Jeszcze jesienią bieżącego roku IPN przeprowadzi prace poszukiwawcze przy dawnym Urzędzie Bezpieczeństwa Publicznego w Bielsku-Białej, gdzie mogą spoczywać żołnierze podziemia niepodległościowego z NSZ – dowiedziała się dzisiaj PAP w katowickim oddziale Instytutu.
Adam Kondracki, który jest pracownikiem wieloosobowego stanowiska ds. Poszukiwań i Identyfikacji oddziału IPN w Katowicach, nie ujawnił konkretnego terminu rozpoczęcia prac, choć zapewnił, że został on już wyznaczony.

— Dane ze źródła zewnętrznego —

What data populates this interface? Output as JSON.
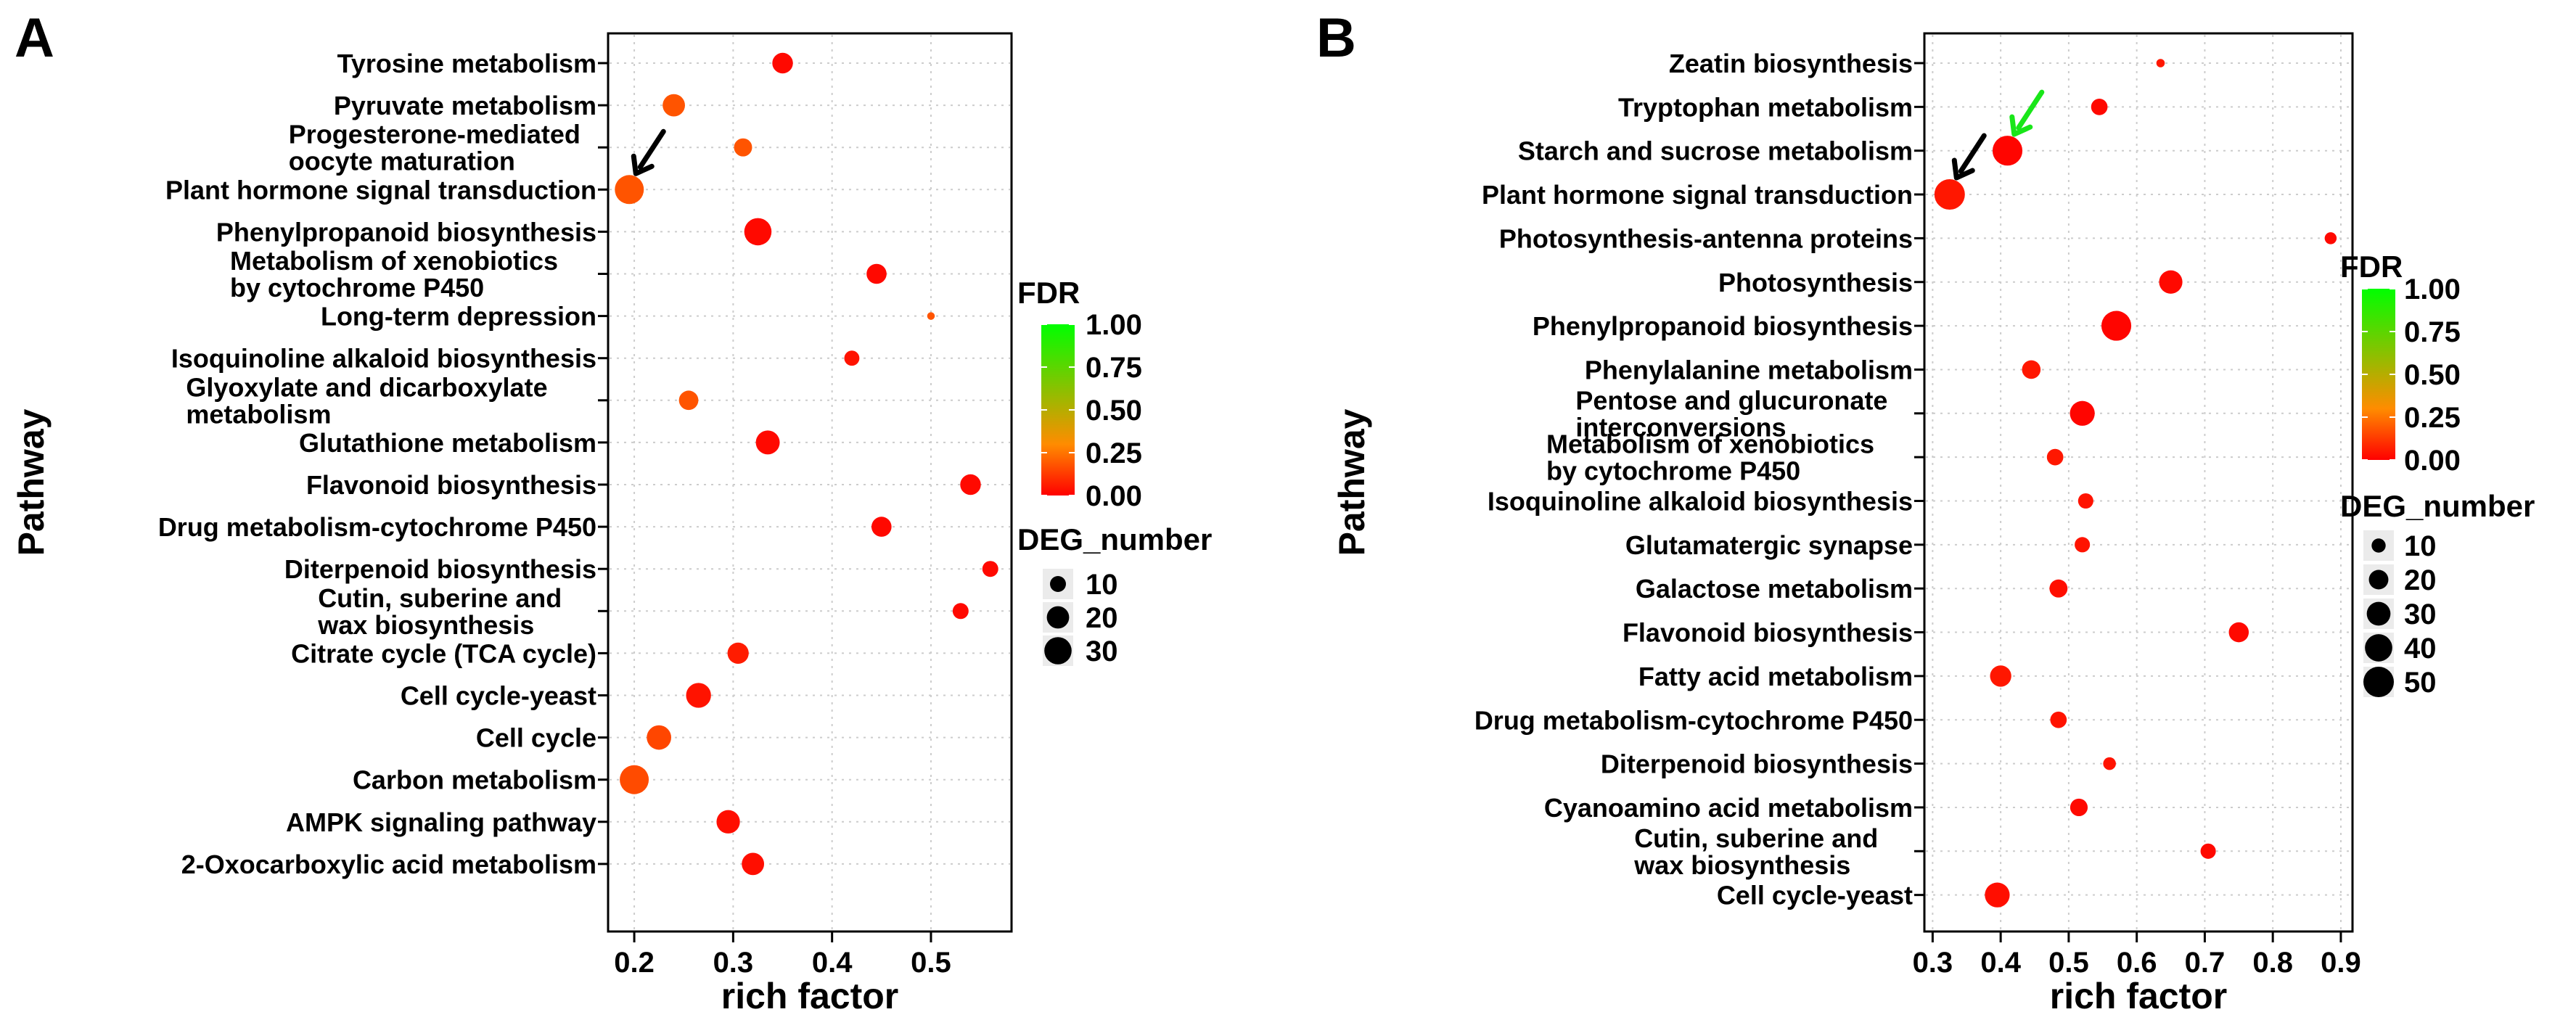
{
  "chart_data": [
    {
      "panel_label": "A",
      "type": "scatter",
      "xlabel": "rich factor",
      "ylabel": "Pathway",
      "xlim": [
        0.175,
        0.58
      ],
      "x_ticks": [
        0.2,
        0.3,
        0.4,
        0.5
      ],
      "x_tick_labels": [
        "0.2",
        "0.3",
        "0.4",
        "0.5"
      ],
      "grid": true,
      "color_legend": {
        "title": "FDR",
        "range": [
          0,
          1
        ],
        "ticks": [
          "1.00",
          "0.75",
          "0.50",
          "0.25",
          "0.00"
        ],
        "low_color": "#ff0000",
        "mid_color": "#ff8c00",
        "high_color": "#00ff00"
      },
      "size_legend": {
        "title": "DEG_number",
        "ticks": [
          10,
          20,
          30
        ],
        "tick_labels": [
          "10",
          "20",
          "30"
        ],
        "size_range": [
          1,
          34
        ]
      },
      "annotations": [
        {
          "type": "arrow",
          "color": "#000000",
          "pathway": "Plant hormone signal transduction"
        }
      ],
      "points": [
        {
          "pathway": "Tyrosine metabolism",
          "label_lines": [
            "Tyrosine metabolism"
          ],
          "rich_factor": 0.35,
          "fdr": 0.02,
          "deg_number": 17
        },
        {
          "pathway": "Pyruvate metabolism",
          "label_lines": [
            "Pyruvate metabolism"
          ],
          "rich_factor": 0.24,
          "fdr": 0.18,
          "deg_number": 20
        },
        {
          "pathway": "Progesterone-mediated oocyte maturation",
          "label_lines": [
            "Progesterone-mediated",
            "oocyte maturation"
          ],
          "rich_factor": 0.31,
          "fdr": 0.18,
          "deg_number": 13
        },
        {
          "pathway": "Plant hormone signal transduction",
          "label_lines": [
            "Plant hormone signal transduction"
          ],
          "rich_factor": 0.195,
          "fdr": 0.18,
          "deg_number": 34
        },
        {
          "pathway": "Phenylpropanoid biosynthesis",
          "label_lines": [
            "Phenylpropanoid biosynthesis"
          ],
          "rich_factor": 0.325,
          "fdr": 0.02,
          "deg_number": 30
        },
        {
          "pathway": "Metabolism of xenobiotics by cytochrome P450",
          "label_lines": [
            "Metabolism of xenobiotics",
            "by cytochrome P450"
          ],
          "rich_factor": 0.445,
          "fdr": 0.02,
          "deg_number": 16
        },
        {
          "pathway": "Long-term depression",
          "label_lines": [
            "Long-term depression"
          ],
          "rich_factor": 0.5,
          "fdr": 0.18,
          "deg_number": 2
        },
        {
          "pathway": "Isoquinoline alkaloid biosynthesis",
          "label_lines": [
            "Isoquinoline alkaloid biosynthesis"
          ],
          "rich_factor": 0.42,
          "fdr": 0.04,
          "deg_number": 9
        },
        {
          "pathway": "Glyoxylate and dicarboxylate metabolism",
          "label_lines": [
            "Glyoxylate and dicarboxylate",
            "metabolism"
          ],
          "rich_factor": 0.255,
          "fdr": 0.18,
          "deg_number": 15
        },
        {
          "pathway": "Glutathione metabolism",
          "label_lines": [
            "Glutathione metabolism"
          ],
          "rich_factor": 0.335,
          "fdr": 0.02,
          "deg_number": 23
        },
        {
          "pathway": "Flavonoid biosynthesis",
          "label_lines": [
            "Flavonoid biosynthesis"
          ],
          "rich_factor": 0.54,
          "fdr": 0.02,
          "deg_number": 17
        },
        {
          "pathway": "Drug metabolism-cytochrome P450",
          "label_lines": [
            "Drug metabolism-cytochrome P450"
          ],
          "rich_factor": 0.45,
          "fdr": 0.02,
          "deg_number": 16
        },
        {
          "pathway": "Diterpenoid biosynthesis",
          "label_lines": [
            "Diterpenoid biosynthesis"
          ],
          "rich_factor": 0.56,
          "fdr": 0.02,
          "deg_number": 10
        },
        {
          "pathway": "Cutin, suberine and wax biosynthesis",
          "label_lines": [
            "Cutin, suberine and",
            "wax biosynthesis"
          ],
          "rich_factor": 0.53,
          "fdr": 0.02,
          "deg_number": 10
        },
        {
          "pathway": "Citrate cycle (TCA cycle)",
          "label_lines": [
            "Citrate cycle (TCA cycle)"
          ],
          "rich_factor": 0.305,
          "fdr": 0.06,
          "deg_number": 18
        },
        {
          "pathway": "Cell cycle-yeast",
          "label_lines": [
            "Cell cycle-yeast"
          ],
          "rich_factor": 0.265,
          "fdr": 0.04,
          "deg_number": 25
        },
        {
          "pathway": "Cell cycle",
          "label_lines": [
            "Cell cycle"
          ],
          "rich_factor": 0.225,
          "fdr": 0.15,
          "deg_number": 24
        },
        {
          "pathway": "Carbon metabolism",
          "label_lines": [
            "Carbon metabolism"
          ],
          "rich_factor": 0.2,
          "fdr": 0.16,
          "deg_number": 34
        },
        {
          "pathway": "AMPK signaling pathway",
          "label_lines": [
            "AMPK signaling pathway"
          ],
          "rich_factor": 0.295,
          "fdr": 0.03,
          "deg_number": 22
        },
        {
          "pathway": "2-Oxocarboxylic acid metabolism",
          "label_lines": [
            "2-Oxocarboxylic acid metabolism"
          ],
          "rich_factor": 0.32,
          "fdr": 0.03,
          "deg_number": 20
        }
      ]
    },
    {
      "panel_label": "B",
      "type": "scatter",
      "xlabel": "rich factor",
      "ylabel": "Pathway",
      "xlim": [
        0.29,
        0.915
      ],
      "x_ticks": [
        0.3,
        0.4,
        0.5,
        0.6,
        0.7,
        0.8,
        0.9
      ],
      "x_tick_labels": [
        "0.3",
        "0.4",
        "0.5",
        "0.6",
        "0.7",
        "0.8",
        "0.9"
      ],
      "grid": true,
      "color_legend": {
        "title": "FDR",
        "range": [
          0,
          1
        ],
        "ticks": [
          "1.00",
          "0.75",
          "0.50",
          "0.25",
          "0.00"
        ],
        "low_color": "#ff0000",
        "mid_color": "#ff8c00",
        "high_color": "#00ff00"
      },
      "size_legend": {
        "title": "DEG_number",
        "ticks": [
          10,
          20,
          30,
          40,
          50
        ],
        "tick_labels": [
          "10",
          "20",
          "30",
          "40",
          "50"
        ],
        "size_range": [
          1,
          50
        ]
      },
      "annotations": [
        {
          "type": "arrow",
          "color": "#000000",
          "pathway": "Plant hormone signal transduction"
        },
        {
          "type": "arrow",
          "color": "#19e619",
          "pathway": "Starch and sucrose metabolism"
        }
      ],
      "points": [
        {
          "pathway": "Zeatin biosynthesis",
          "label_lines": [
            "Zeatin biosynthesis"
          ],
          "rich_factor": 0.635,
          "fdr": 0.05,
          "deg_number": 3
        },
        {
          "pathway": "Tryptophan metabolism",
          "label_lines": [
            "Tryptophan metabolism"
          ],
          "rich_factor": 0.545,
          "fdr": 0.02,
          "deg_number": 14
        },
        {
          "pathway": "Starch and sucrose metabolism",
          "label_lines": [
            "Starch and sucrose metabolism"
          ],
          "rich_factor": 0.41,
          "fdr": 0.01,
          "deg_number": 48
        },
        {
          "pathway": "Plant hormone signal transduction",
          "label_lines": [
            "Plant hormone signal transduction"
          ],
          "rich_factor": 0.325,
          "fdr": 0.05,
          "deg_number": 50
        },
        {
          "pathway": "Photosynthesis-antenna proteins",
          "label_lines": [
            "Photosynthesis-antenna proteins"
          ],
          "rich_factor": 0.885,
          "fdr": 0.02,
          "deg_number": 7
        },
        {
          "pathway": "Photosynthesis",
          "label_lines": [
            "Photosynthesis"
          ],
          "rich_factor": 0.65,
          "fdr": 0.02,
          "deg_number": 29
        },
        {
          "pathway": "Phenylpropanoid biosynthesis",
          "label_lines": [
            "Phenylpropanoid biosynthesis"
          ],
          "rich_factor": 0.57,
          "fdr": 0.01,
          "deg_number": 48
        },
        {
          "pathway": "Phenylalanine metabolism",
          "label_lines": [
            "Phenylalanine metabolism"
          ],
          "rich_factor": 0.445,
          "fdr": 0.05,
          "deg_number": 18
        },
        {
          "pathway": "Pentose and glucuronate interconversions",
          "label_lines": [
            "Pentose and glucuronate",
            "interconversions"
          ],
          "rich_factor": 0.52,
          "fdr": 0.01,
          "deg_number": 33
        },
        {
          "pathway": "Metabolism of xenobiotics by cytochrome P450",
          "label_lines": [
            "Metabolism of xenobiotics",
            "by cytochrome P450"
          ],
          "rich_factor": 0.48,
          "fdr": 0.05,
          "deg_number": 14
        },
        {
          "pathway": "Isoquinoline alkaloid biosynthesis",
          "label_lines": [
            "Isoquinoline alkaloid biosynthesis"
          ],
          "rich_factor": 0.525,
          "fdr": 0.04,
          "deg_number": 12
        },
        {
          "pathway": "Glutamatergic synapse",
          "label_lines": [
            "Glutamatergic synapse"
          ],
          "rich_factor": 0.52,
          "fdr": 0.04,
          "deg_number": 12
        },
        {
          "pathway": "Galactose metabolism",
          "label_lines": [
            "Galactose metabolism"
          ],
          "rich_factor": 0.485,
          "fdr": 0.03,
          "deg_number": 17
        },
        {
          "pathway": "Flavonoid biosynthesis",
          "label_lines": [
            "Flavonoid biosynthesis"
          ],
          "rich_factor": 0.75,
          "fdr": 0.02,
          "deg_number": 21
        },
        {
          "pathway": "Fatty acid metabolism",
          "label_lines": [
            "Fatty acid metabolism"
          ],
          "rich_factor": 0.4,
          "fdr": 0.05,
          "deg_number": 24
        },
        {
          "pathway": "Drug metabolism-cytochrome P450",
          "label_lines": [
            "Drug metabolism-cytochrome P450"
          ],
          "rich_factor": 0.485,
          "fdr": 0.04,
          "deg_number": 14
        },
        {
          "pathway": "Diterpenoid biosynthesis",
          "label_lines": [
            "Diterpenoid biosynthesis"
          ],
          "rich_factor": 0.56,
          "fdr": 0.04,
          "deg_number": 8
        },
        {
          "pathway": "Cyanoamino acid metabolism",
          "label_lines": [
            "Cyanoamino acid metabolism"
          ],
          "rich_factor": 0.515,
          "fdr": 0.02,
          "deg_number": 16
        },
        {
          "pathway": "Cutin, suberine and wax biosynthesis",
          "label_lines": [
            "Cutin, suberine and",
            "wax biosynthesis"
          ],
          "rich_factor": 0.705,
          "fdr": 0.02,
          "deg_number": 12
        },
        {
          "pathway": "Cell cycle-yeast",
          "label_lines": [
            "Cell cycle-yeast"
          ],
          "rich_factor": 0.395,
          "fdr": 0.03,
          "deg_number": 33
        }
      ]
    }
  ]
}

Według relacji świadków za gmachem mogły zostać pogrzebane ofiary komunistycznego terroru, w tym żołnierze NSZ kpt. Henryka Flamego "Bartka". Może tam spoczywać sierż. Edward Michalik "Kanar", który wpadł w zasadzkę urządzoną w lipcu 1946 r. w Zabrzegu. Gdy wszedł na posesję dostrzegł, że jest otoczony. W czasie zatrzymania próbował popełnić samobójstwo, lecz tylko się postrzelił. Jeden z ubowców dobił go kolbą karabinu. Spoczywać tam może także związany z oddziałem Flamego Karol Czorny, zamordowany w listopadzie 1945 r.
Ubiegłoroczne badania geofizyczne doprowadziły do wykrycia pewnej liczby anomalii w pobliżu budynku niegdysiejszej siedziby PUBP. Zdaniem Kondrackiego, mogą one obrazować miejsce pogrzebania ofiar, ale równie dobrze zasyp gruzu. Podkreślił jednak, to wiarygodne relacje świadków stanowią motor działań poszukiwawczych.
Oddział "Bartka" działał w okolicach Bielska-Białej i na Żywiecczyźnie. Liczył kilkuset żołnierzy i podobną liczbę współpracowników. Stoczył wiele walk z UB i KBW. Najgłośniejszą akcją było zajęcie 3 maja 1946 r. Wisły w Beskidach. Duża część żołnierzy NSZ została zamordowana w 1946 r. przez siły bezpieczeństwa podczas akcji przerzutu na Zachód, która okazała się ubecką prowokacją. Henryk Flame został zastrzelony przez milicjanta w 1947 r.